# Scope



## stapes24 (Nov 20, 2011)

Looking to buy a new rifle scope to mount on my .308. I have it narrowed down to Nikon Pro Staff or Buckmaster, Bushnell Trophy XLT, and the Leupold VX-I all 3-9x40. Anyone have input on any of these? Anything would be helpful. Thanks!


----------



## JMSUN (Feb 24, 2010)

I have a Leupold VX-I and am very happy with it.


----------



## bobinbusan (Feb 16, 2010)

Step up to the Nikon Monarch, better then the other ones you talked about and just for a few more bucks, research it out andf you will see,also better glass:thumbup: :thumbup:


----------



## Burnt Drag (Jun 3, 2008)

A couple of things to consider, a 9X is just barely there at over 200yds. The Nikon does have BDC dots that are kinda cool. Then the warrenty... Im not sure about Nikon, but I can tell you, if it says Leupold on it, they fix it free, no questions. The 14X magnification is really helpful past 200, but most shots in this area are 100 or less. The choice is dizzying.


----------



## scootman (Oct 6, 2007)

Staples: Visit a retailer and look through the each one. I'd even suggest going there just before dark and asking to look through them outside. My guess is one will outshine the others for YOUR eyes. I did this a couple seasons ago expecting to buy a Leupold or a Nikon.....ended up buying a Zeiss.

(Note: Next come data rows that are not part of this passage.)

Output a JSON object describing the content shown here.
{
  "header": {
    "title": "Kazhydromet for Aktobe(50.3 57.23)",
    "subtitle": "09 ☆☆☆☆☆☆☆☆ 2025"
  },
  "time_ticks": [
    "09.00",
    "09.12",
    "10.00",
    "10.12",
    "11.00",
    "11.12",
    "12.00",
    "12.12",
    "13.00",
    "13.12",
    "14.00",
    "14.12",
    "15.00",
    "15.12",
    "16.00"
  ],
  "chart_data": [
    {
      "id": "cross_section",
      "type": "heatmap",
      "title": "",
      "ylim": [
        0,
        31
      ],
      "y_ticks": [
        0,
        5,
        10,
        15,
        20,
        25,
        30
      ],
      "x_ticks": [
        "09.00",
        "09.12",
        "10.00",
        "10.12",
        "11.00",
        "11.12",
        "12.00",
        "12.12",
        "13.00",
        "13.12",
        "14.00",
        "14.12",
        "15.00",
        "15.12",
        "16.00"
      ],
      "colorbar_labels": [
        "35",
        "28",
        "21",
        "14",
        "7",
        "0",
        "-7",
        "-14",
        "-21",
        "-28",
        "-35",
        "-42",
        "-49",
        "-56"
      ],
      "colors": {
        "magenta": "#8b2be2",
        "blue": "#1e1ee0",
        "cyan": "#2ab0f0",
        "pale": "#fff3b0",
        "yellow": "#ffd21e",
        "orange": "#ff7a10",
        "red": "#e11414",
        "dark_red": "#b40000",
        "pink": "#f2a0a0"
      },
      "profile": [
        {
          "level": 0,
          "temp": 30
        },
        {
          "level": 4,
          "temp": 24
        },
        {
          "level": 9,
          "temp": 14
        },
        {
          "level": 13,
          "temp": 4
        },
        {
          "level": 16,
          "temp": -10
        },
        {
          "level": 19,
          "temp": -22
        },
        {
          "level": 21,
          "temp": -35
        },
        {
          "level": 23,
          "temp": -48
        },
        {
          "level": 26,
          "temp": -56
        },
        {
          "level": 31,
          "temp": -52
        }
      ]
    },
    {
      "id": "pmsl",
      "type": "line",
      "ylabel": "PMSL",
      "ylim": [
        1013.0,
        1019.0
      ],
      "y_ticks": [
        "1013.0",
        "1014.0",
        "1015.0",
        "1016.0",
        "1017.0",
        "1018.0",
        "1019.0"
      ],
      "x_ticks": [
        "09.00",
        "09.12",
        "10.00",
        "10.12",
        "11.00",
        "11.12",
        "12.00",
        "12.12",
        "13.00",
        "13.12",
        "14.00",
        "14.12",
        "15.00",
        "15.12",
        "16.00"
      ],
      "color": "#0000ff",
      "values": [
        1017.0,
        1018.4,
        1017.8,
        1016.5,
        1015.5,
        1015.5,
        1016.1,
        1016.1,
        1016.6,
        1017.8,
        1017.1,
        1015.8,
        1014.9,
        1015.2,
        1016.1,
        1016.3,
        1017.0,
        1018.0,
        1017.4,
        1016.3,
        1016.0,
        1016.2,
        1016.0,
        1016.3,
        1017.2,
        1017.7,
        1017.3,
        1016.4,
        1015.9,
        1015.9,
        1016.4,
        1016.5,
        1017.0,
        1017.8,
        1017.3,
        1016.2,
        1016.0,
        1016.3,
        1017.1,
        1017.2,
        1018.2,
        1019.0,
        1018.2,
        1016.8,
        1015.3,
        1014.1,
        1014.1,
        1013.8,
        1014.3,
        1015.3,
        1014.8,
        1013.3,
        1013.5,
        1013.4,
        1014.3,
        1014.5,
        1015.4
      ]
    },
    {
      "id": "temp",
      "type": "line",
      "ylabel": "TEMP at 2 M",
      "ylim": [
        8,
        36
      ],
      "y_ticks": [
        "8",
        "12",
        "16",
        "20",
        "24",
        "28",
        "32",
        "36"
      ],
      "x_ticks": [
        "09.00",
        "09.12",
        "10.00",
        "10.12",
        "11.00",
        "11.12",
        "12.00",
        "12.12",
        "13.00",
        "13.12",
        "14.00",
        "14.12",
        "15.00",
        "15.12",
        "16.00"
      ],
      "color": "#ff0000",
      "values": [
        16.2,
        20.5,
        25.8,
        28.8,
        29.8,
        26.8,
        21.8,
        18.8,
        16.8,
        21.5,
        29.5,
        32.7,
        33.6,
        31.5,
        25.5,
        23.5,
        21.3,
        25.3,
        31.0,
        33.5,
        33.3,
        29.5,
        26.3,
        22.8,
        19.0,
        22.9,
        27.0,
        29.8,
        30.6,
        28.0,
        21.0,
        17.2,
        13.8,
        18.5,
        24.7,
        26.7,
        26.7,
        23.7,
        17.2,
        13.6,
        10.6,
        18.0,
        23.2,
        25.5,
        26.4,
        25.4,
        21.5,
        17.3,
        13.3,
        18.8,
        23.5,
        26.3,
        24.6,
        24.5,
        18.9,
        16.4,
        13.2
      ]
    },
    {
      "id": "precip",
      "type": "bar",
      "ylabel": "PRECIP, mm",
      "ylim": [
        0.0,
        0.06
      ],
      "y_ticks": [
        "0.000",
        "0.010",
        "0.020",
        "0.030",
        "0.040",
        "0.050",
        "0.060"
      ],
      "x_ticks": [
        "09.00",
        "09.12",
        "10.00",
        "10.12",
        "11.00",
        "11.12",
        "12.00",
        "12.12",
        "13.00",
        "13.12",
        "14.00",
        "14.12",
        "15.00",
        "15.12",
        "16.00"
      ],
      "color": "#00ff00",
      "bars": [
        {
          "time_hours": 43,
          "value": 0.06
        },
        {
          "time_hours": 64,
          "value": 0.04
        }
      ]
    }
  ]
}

Best of luck with your purchase. I'm sure you will be pleased with whatever you decide. 

Scoots


----------



## stapes24 (Nov 20, 2011)

Thanks for the input! I actually went into a couple stores today and looked through 5-6 different scopes. I was very pleased with the Leupold and Nikon Pro Staff. I was not impressed with the Bushnell Trophy Bone Collector. I also looked through a BSA and it was alright or the price. The Zeiss were all packaged up and they wouldn't open it. They are a little out of my price range a well.


----------



## fishyfingers (Oct 3, 2007)

I like Nikon. I own Leupolds and Zeiss. I bought two Zeiss 3-9x40 a few months ago for $350 each. If that is not in your budget, save a little longer and get the Zeiss. I can see in the dark with mine. I can watch deer in the field that I can't see with the naked eye after the sun goes down.


----------